Aku tidak ingin berkata
banyak. Aku hanya ingin kau mengerti. Sadar. Bahwa yang ku rangkai bersamamu
bukan main-main. Segala sesuatu yang menjadi batu kerikil aku harap kita
singkirkan bersama. Segala hambatan yang menjadi bola raksasa, bisa kita
enyahkan dalam sekali lompatan. Ingat, janji kita pada waktu terbaik. Ingat,
janjimu kepadaku. Ingat, kisah yang kita lalui semuanya. Ingat bahwa waktu yang
kita habiskan sudah ribuan detik. Ingat sayang, ingat aku terus.
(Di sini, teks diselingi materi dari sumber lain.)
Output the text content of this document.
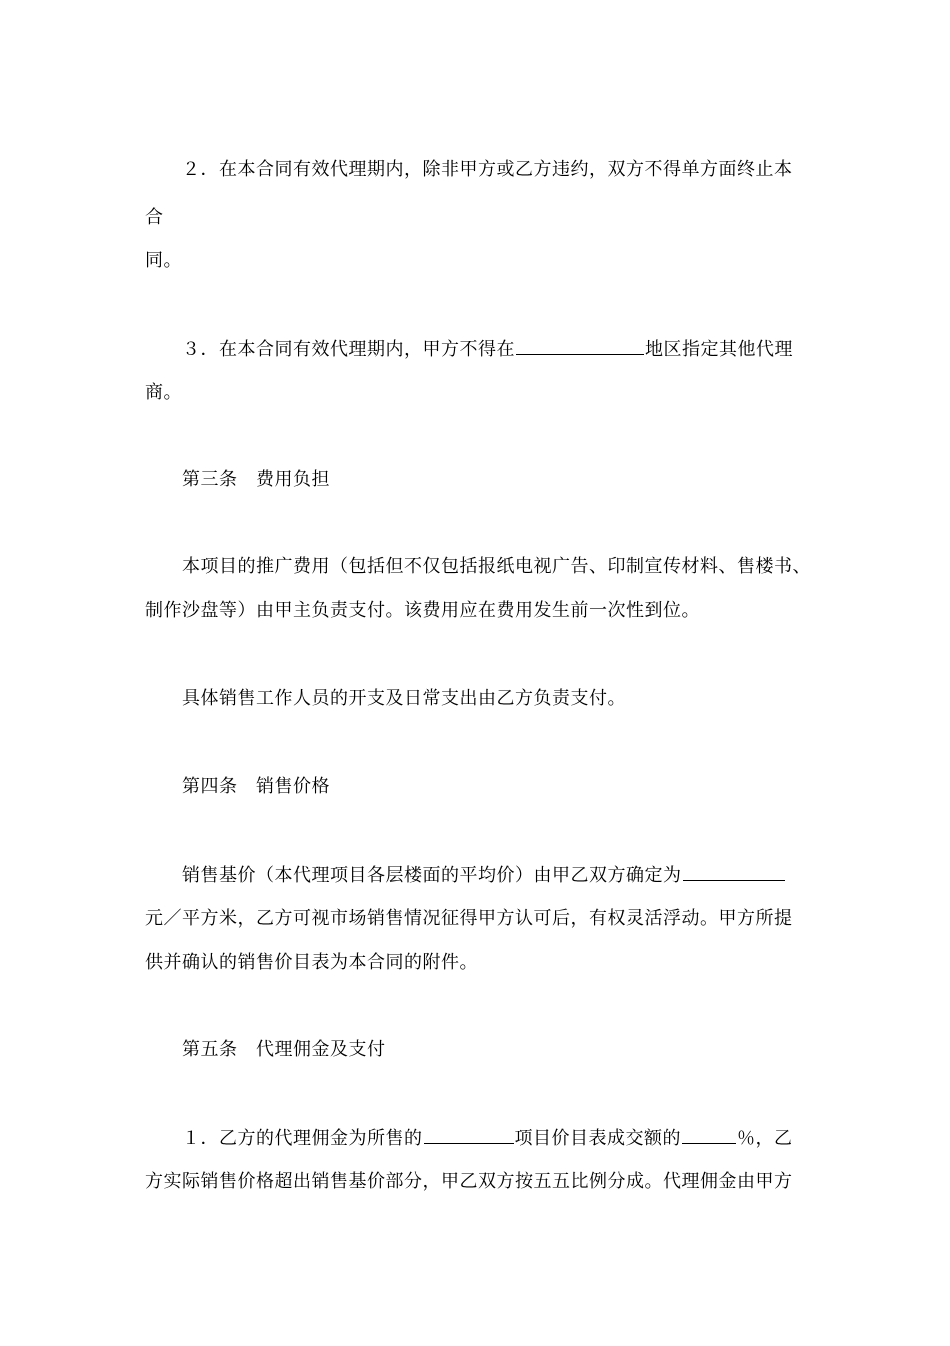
２．在本合同有效代理期内，除非甲方或乙方违约，双方不得单方面终止本
合
同。
３．在本合同有效代理期内，甲方不得在	地区指定其他代理
商。
第三条　费用负担
本项目的推广费用（包括但不仅包括报纸电视广告、印制宣传材料、售楼书、
制作沙盘等）由甲主负责支付。该费用应在费用发生前一次性到位。
具体销售工作人员的开支及日常支出由乙方负责支付。
第四条　销售价格
销售基价（本代理项目各层楼面的平均价）由甲乙双方确定为
元／平方米，乙方可视市场销售情况征得甲方认可后，有权灵活浮动。甲方所提
供并确认的销售价目表为本合同的附件。
第五条　代理佣金及支付
１．乙方的代理佣金为所售的	项目价目表成交额的	％，乙
方实际销售价格超出销售基价部分，甲乙双方按五五比例分成。代理佣金由甲方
Jaga perasaanku
sama seperti aku menjaga perasaanmu. Jaga kisah ini jangan sampai berakhir. Film
kita masih panjang, sayang. Ini bukan akhir. Ini adalah kerikil atau bola
besar. Gandeng tanganku erat, lompatlah bersama. Ingat, kau milikku. Selamanya menjadi
milikku.
“I’m
sorry before, I love you so deeply. I can’t tell you directly. I can only write
this. Write about what I feel. I don’t wanna hope to you anymore. I just wanna
you to stay, please. I’m sorry if I write full of nothing. I just want you to
know, how really I am so lucky to have you.”
Semarang, 6 Oct 2015
your future, insyaallah
16.20 p.m.
your future, insyaallah
16.20 p.m.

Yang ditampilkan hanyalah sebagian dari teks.